The Chief Procurement Officer’s Hot Button Issues in 2013

The Chief Procurement Officer’s Hot Button Issues in 2013

Although it has a different title, this article is really the next in the multi-part series on Supply Management: Big Trends & Predictions for 2013 where we have made predictions about Big Data, Globalization, and Technology. Today, we identify the hot button issues that will keep Chief Procurement Officers on their toes in 2013.

Hot Button Issue #1 – Staffing Size & Talent

Ardent Partners’ recent CPO Rising: Keeping Score report (stay tuned, coverage begins here next week) identified “Staff and General Talent Constraints” as the largest issue for all Chief Procurement Officers this year. This is true for all CPOs, including those atop Best-in-Class organizations. CPOs feel that their staffs are too small and that the talent gap is too wide for the work that they must do and for the plans that they have. The result is often an overburdened procurement staff; but, perhaps even worse, the result is often a procurement department that does not strive to do more since the attempt would expose the existing departmental weaknesses to outsiders in the larger enterprise.

The truth is that most business functions are (or at least feel that they are) under-staffed . The reality is that this will not change in 2013 (or maybe ever). Companies still seem hesitant to add headcount and new job requisitions for procurement departments are few and far between. Things may ease as we go forward, but the old “doing more with less” mantra will remain firmly entreched.

On the “talent side,” I strongly believe that the migration of talent from the CPO role to other C-Level roles will only serve to draw more talented people to procurement in the first place. yes, the procurement profession will continue to rise in its appeal to talented workers, but this will take place gradually and over a generation. In the short-term, CPOs must take more deliberate steps to improve the department’s capabilities – taking full ownership of staff recruiting/hiring would be a great first step; taking a 365-day programmatic approach to improving every staffer’s skills would be another. It is difficult to pull already limited resources away from the job at hand and allow time for training, but it is an investment that must be made.

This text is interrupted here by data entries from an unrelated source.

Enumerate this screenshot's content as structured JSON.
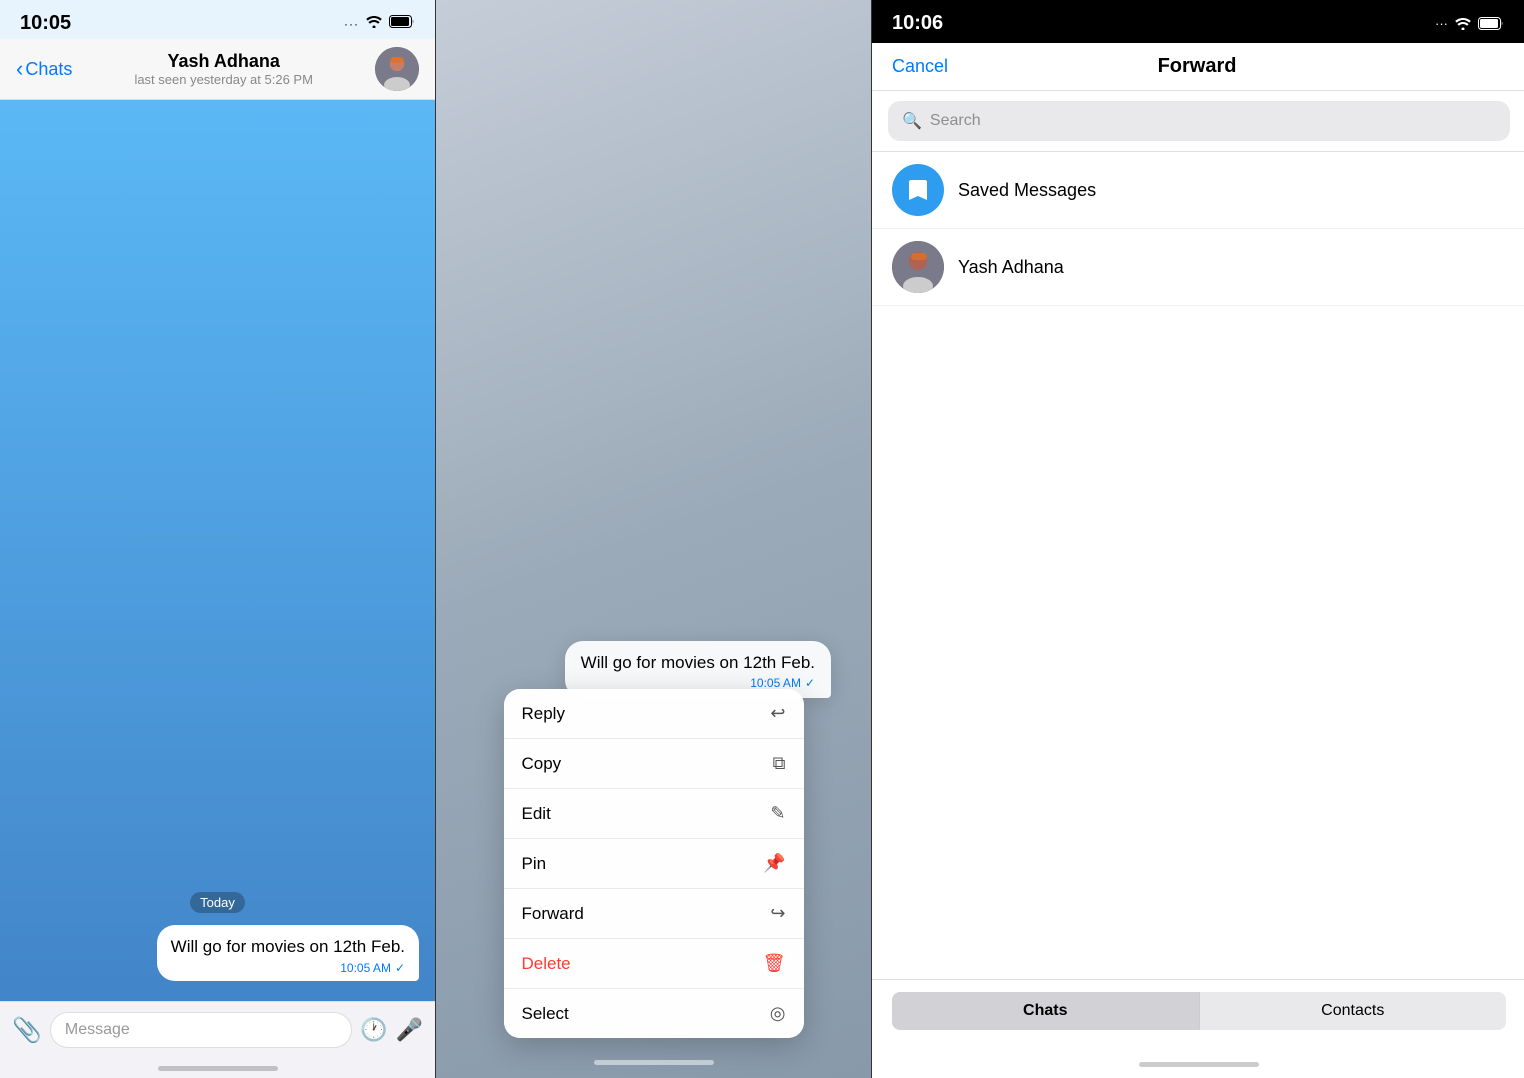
{
  "panel1": {
    "statusBar": {
      "time": "10:05",
      "icons": [
        "···",
        "WiFi",
        "Battery"
      ]
    },
    "header": {
      "backLabel": "Chats",
      "contactName": "Yash Adhana",
      "contactStatus": "last seen yesterday at 5:26 PM"
    },
    "messages": [
      {
        "dateLabel": "Today",
        "text": "Will go for movies on 12th Feb.",
        "time": "10:05 AM",
        "check": "✓"
      }
    ],
    "inputBar": {
      "placeholder": "Message"
    }
  },
  "panel2": {
    "bubble": {
      "text": "Will go for movies on 12th Feb.",
      "time": "10:05 AM",
      "check": "✓"
    },
    "contextMenu": {
      "items": [
        {
          "label": "Reply",
          "icon": "↩",
          "isDelete": false
        },
        {
          "label": "Copy",
          "icon": "⧉",
          "isDelete": false
        },
        {
          "label": "Edit",
          "icon": "✎",
          "isDelete": false
        },
        {
          "label": "Pin",
          "icon": "📌",
          "isDelete": false
        },
        {
          "label": "Forward",
          "icon": "↪",
          "isDelete": false
        },
        {
          "label": "Delete",
          "icon": "🗑",
          "isDelete": true
        },
        {
          "label": "Select",
          "icon": "◎",
          "isDelete": false
        }
      ]
    }
  },
  "panel3": {
    "statusBar": {
      "time": "10:06",
      "icons": [
        "···",
        "WiFi",
        "Battery"
      ]
    },
    "header": {
      "cancelLabel": "Cancel",
      "title": "Forward"
    },
    "search": {
      "placeholder": "Search"
    },
    "contacts": [
      {
        "name": "Saved Messages",
        "type": "saved",
        "icon": "🔖"
      },
      {
        "name": "Yash Adhana",
        "type": "user",
        "icon": "👤"
      }
    ],
    "bottomTabs": [
      {
        "label": "Chats",
        "active": true
      },
      {
        "label": "Contacts",
        "active": false
      }
    ]
  }
}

CPOs must address their teams’ greatest weaknesses – lack of talent & lack of resources – in a head on way in 2013 or else, they will struggle to advance. If not now, when?

Hot Button Issue #2 – Procurement Performance Measurement

Quick Quiz Q1: How did your procurement department perform in 2012?

Quick Quiz Q2:Who measured the procurement department’s performance and what did they measure?

QQ Q3: Who defined the performance metrics and the specific goals of each?

QQ Q4: How well do the current  performance metrics define the overall value delivered by procurement in 2012?

QQ Q5: How well do the current performance metrics map to overall enterprise goals and objectives?

Measuring the performance of a procurement department can be a very complex process but, in 2013, more CPOs will work aggressively and proactively to change the answers to the above questions and define the performance criteria (and the methodology used to track it) that will be used measure procurement department performance.

Hot Button Issue #3 – Outsourcing

One reason why enterprises have been, and will continue to be, hesitant to invest in new staff positions has been growing awareness and acceptance of outsourcing by corporate executives. In 2013, I expect that the procurement outsourcing market will to continue to grow at a pace that exceeds other supply management “services.” This means that the pressure on CPOs to regularly rationalize their headcount and overall budget will continue in 2013. Whether they want to or not, more and more CPOs will have to look long and hard at outsourcing.